No fui musiquera, ni le canté al oído de la trascendencia para que me recordara
a la diestra del paraíso neoliberal. Mi padre se preguntaba por qué a mí me
pagaban por escribir y a él nadie le remuneró ese esfuerzo. Aprendí a la
fuerza, aprendí de grande, como dice Paquita La del Barrio; la letra no me fue
fácil. Yo quería cantar y me daban palos ortográficos. Aprendí a arañazos la
onomatopeya, la diéresis, la melopea y la tetona ortografía. Pero olvidé todo
enseguida, me hacía mal tanta regla, tanto crucigrama del pensar escrito.
Aprendía por hambre, por necesidad, por laburo, de cafiola, pero comenzaba a
estar triste. Pude haber escrito como la gente y tener una letra preciosa,
clarita, clarita como el agua que corre por los ríos del sur. Pero la urbe me
hizo mal, la calle me maltrató, y el sexo con hache me escupió el esfínter.

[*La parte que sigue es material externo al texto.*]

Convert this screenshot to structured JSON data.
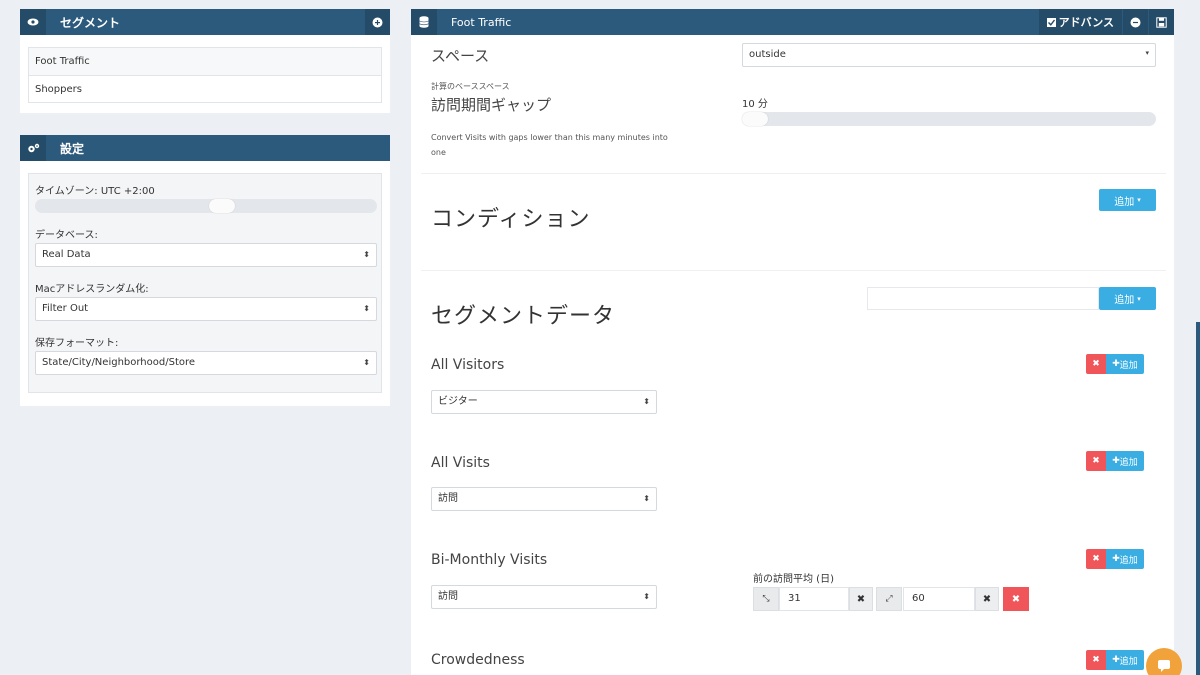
{
  "segments_panel": {
    "title": "セグメント",
    "items": [
      "Foot Traffic",
      "Shoppers"
    ]
  },
  "settings_panel": {
    "title": "設定",
    "timezone_label": "タイムゾーン: UTC +2:00",
    "timezone_slider_fraction": 0.55,
    "database_label": "データベース:",
    "database_value": "Real Data",
    "mac_label": "Macアドレスランダム化:",
    "mac_value": "Filter Out",
    "format_label": "保存フォーマット:",
    "format_value": "State/City/Neighborhood/Store"
  },
  "main_panel": {
    "title": "Foot Traffic",
    "advanced_label": "アドバンス",
    "space_label": "スペース",
    "space_value": "outside",
    "base_space_label": "計算のベーススペース",
    "gap_label": "訪問期間ギャップ",
    "gap_value": "10 分",
    "gap_slider_fraction": 0.0,
    "gap_help": "Convert Visits with gaps lower than this many minutes into one",
    "conditions_title": "コンディション",
    "add_label": "追加",
    "segment_data_title": "セグメントデータ",
    "add_small_label": "追加",
    "rows": [
      {
        "name": "All Visitors",
        "select": "ビジター"
      },
      {
        "name": "All Visits",
        "select": "訪問"
      },
      {
        "name": "Bi-Monthly Visits",
        "select": "訪問"
      },
      {
        "name": "Crowdedness"
      }
    ],
    "avg_label": "前の訪問平均 (日)",
    "avg_min": "31",
    "avg_max": "60"
  },
  "icons": {
    "eye": "eye-icon",
    "plus_circle": "plus-circle-icon",
    "cogs": "cogs-icon",
    "database": "database-icon",
    "checkbox": "checkbox-icon",
    "minus_circle": "minus-circle-icon",
    "save": "save-icon",
    "chat": "chat-icon"
  },
  "colors": {
    "header": "#2c5a7c",
    "primary": "#3aaee3",
    "danger": "#f0555a",
    "chat": "#f2a23a"
  }
}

Digo podría, pero sé bien que no pude, me faltó rigurosidad y me ganó la farra,
el embrujo sórdido del amor mentido. Y creí como una tonta, como una perra
lacia me dejé embaucar por alegorías barrocas y palabreríos que sonaban tan
relindos. Pudiste ser otro, me dijeron los maestros con sus babas mojándoles
los pelos de profetas. A pesar de todo aprendí, pero la tristeza caía sobre mí
como un manto culto. No fui cantor, les repito, pero la música fue el único
tecnicolor de mi biografía descompuesta”.